L’Inde en onomatopées

À distance, au lu d’un article entre autres, l’Inde peut se voir, se pressentir et se décrire de maintes façons. En fait il y a autant «d’Indes» qu’il y a de visiteurs, chacun en faisant son expérience personnelle.

Le haïku d’entrée en est un exemple. L’inde c’est à la fois l’émerveillement et à la fois sonore… très sonore même. Est-ce à dire qu’il n’y a pas de silence ? Non, mais ils sont rares… il faut savoir les cueillir et, parfois, les cultiver.

Pour quiconque y dépose le pied une première fois il y a aura sûrement un «Ah !» d’allégresse après un si long voyage en avion tout aussi rapidement suivi d’un «Ahhh !» de bonheur au réconfort de la chaleur… puis d’un autre «Ahhhhhh !» rassuré par la prise en charge d’un transport (climatisé, déjà) vers le lieu d’hébergement.

Lors d’une première sortie, il y aura beaucoup de «Oh !» devant le nouveau, devant l’inusité, devant l’inattendu, devant le tumulte, devant la surcharge d’informations et de stimulations tout autant qu’aux incessants contacts causés par cette surpopulation si plus qu’active.

Puis, aux premiers réels efforts de communication, il y aura ces «Hein ?» que l’oreille portera instinctivement à la bouche devant cet accent hindo-british (ou bengali-british) aux tournures polies des années royales.
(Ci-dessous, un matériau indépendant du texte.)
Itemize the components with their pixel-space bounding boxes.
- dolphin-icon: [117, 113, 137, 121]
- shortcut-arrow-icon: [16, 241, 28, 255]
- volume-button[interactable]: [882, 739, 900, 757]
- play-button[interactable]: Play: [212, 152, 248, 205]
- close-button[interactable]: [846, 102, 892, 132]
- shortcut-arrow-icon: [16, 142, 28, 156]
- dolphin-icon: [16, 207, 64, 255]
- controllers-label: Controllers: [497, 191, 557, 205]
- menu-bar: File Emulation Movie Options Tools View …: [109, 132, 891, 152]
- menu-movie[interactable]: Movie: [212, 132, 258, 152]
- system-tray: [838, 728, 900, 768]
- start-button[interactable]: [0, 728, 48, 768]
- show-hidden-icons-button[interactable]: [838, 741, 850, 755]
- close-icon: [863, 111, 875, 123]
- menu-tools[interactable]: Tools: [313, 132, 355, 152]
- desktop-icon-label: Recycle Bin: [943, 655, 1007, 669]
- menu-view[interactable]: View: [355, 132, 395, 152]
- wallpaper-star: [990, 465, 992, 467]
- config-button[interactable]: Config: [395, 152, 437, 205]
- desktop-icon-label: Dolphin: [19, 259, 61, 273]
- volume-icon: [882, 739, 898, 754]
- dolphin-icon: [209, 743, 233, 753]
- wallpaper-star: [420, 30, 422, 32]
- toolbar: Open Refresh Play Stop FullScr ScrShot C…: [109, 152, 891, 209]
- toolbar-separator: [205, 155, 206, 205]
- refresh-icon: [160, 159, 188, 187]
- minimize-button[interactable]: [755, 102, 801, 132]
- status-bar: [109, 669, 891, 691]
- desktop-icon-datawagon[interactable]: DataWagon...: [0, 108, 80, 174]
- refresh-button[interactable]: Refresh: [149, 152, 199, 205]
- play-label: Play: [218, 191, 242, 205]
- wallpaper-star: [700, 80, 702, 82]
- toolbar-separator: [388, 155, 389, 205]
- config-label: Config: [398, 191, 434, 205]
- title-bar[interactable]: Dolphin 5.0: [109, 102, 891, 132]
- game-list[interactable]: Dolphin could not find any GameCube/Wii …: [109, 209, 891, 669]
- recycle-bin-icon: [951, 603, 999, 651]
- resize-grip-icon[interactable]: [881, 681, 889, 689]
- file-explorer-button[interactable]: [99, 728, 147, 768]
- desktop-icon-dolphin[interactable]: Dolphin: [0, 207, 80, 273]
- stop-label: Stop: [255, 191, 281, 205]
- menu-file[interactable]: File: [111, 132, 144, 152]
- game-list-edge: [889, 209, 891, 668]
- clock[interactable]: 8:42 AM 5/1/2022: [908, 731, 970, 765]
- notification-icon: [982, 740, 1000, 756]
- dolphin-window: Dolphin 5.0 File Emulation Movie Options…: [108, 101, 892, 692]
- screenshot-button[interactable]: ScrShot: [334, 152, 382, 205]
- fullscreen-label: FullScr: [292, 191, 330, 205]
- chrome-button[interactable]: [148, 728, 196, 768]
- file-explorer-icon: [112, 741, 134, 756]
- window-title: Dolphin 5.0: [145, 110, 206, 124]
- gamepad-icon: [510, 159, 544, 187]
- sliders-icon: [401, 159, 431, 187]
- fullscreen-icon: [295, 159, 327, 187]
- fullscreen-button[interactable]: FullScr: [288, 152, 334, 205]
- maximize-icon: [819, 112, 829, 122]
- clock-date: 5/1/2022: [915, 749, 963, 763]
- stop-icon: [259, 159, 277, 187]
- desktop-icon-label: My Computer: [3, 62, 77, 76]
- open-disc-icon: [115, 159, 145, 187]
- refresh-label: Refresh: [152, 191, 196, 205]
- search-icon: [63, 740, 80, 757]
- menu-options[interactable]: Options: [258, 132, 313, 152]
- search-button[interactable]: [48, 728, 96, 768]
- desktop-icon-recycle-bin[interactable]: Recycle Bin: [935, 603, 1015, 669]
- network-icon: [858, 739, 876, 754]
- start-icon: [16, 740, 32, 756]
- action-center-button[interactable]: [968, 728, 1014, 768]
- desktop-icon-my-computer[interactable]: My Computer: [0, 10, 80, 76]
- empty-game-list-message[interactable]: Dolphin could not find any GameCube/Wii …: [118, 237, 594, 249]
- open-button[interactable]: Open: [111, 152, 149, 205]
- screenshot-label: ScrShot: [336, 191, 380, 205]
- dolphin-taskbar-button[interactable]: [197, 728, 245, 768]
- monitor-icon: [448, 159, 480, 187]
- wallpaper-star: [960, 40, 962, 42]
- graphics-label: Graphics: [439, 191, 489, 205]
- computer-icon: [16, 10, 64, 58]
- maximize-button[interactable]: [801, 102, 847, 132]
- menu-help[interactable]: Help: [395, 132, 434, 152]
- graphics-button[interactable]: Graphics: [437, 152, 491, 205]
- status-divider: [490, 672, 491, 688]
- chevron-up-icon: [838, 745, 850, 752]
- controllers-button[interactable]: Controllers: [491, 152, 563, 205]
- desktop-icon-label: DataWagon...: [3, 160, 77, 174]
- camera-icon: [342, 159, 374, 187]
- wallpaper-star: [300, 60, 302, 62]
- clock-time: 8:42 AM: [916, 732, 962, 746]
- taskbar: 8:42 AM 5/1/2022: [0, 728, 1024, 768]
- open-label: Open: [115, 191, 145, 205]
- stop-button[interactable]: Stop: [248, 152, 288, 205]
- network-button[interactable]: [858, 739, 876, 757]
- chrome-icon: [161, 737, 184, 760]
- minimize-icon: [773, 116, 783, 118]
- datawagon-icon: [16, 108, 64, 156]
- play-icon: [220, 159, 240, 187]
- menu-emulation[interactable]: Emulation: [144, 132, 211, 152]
Habituellement, le décodeur universel à la base du cerveau s’ajuste vers le troisième jour… Tika[i] !

Quant aux «Oufs !!», il y en a deux sortes essentiellement : il y a les «Oufs !!» de la circulation (le chien ne s’est pas fait écrasé, mieux encore, comme la circulation est à l’envers et que vous êtes tout mêlé, vous l’avez échappé belle) et, il y a les «Oufs !!» de fin de journée lorsque le corps, enfin, se dépose à l’horizontale soit épuisé, soit contrit, soit en trop plein et sûrement pas indifférent.

Tient, s’il y a une chose (ou un mot) qui n’existe pas en Inde c’est l’indifférence. Vous n’avez qu’à visiter les sites qui parlent du Syndrome Indien pour en saisir la portée[ii].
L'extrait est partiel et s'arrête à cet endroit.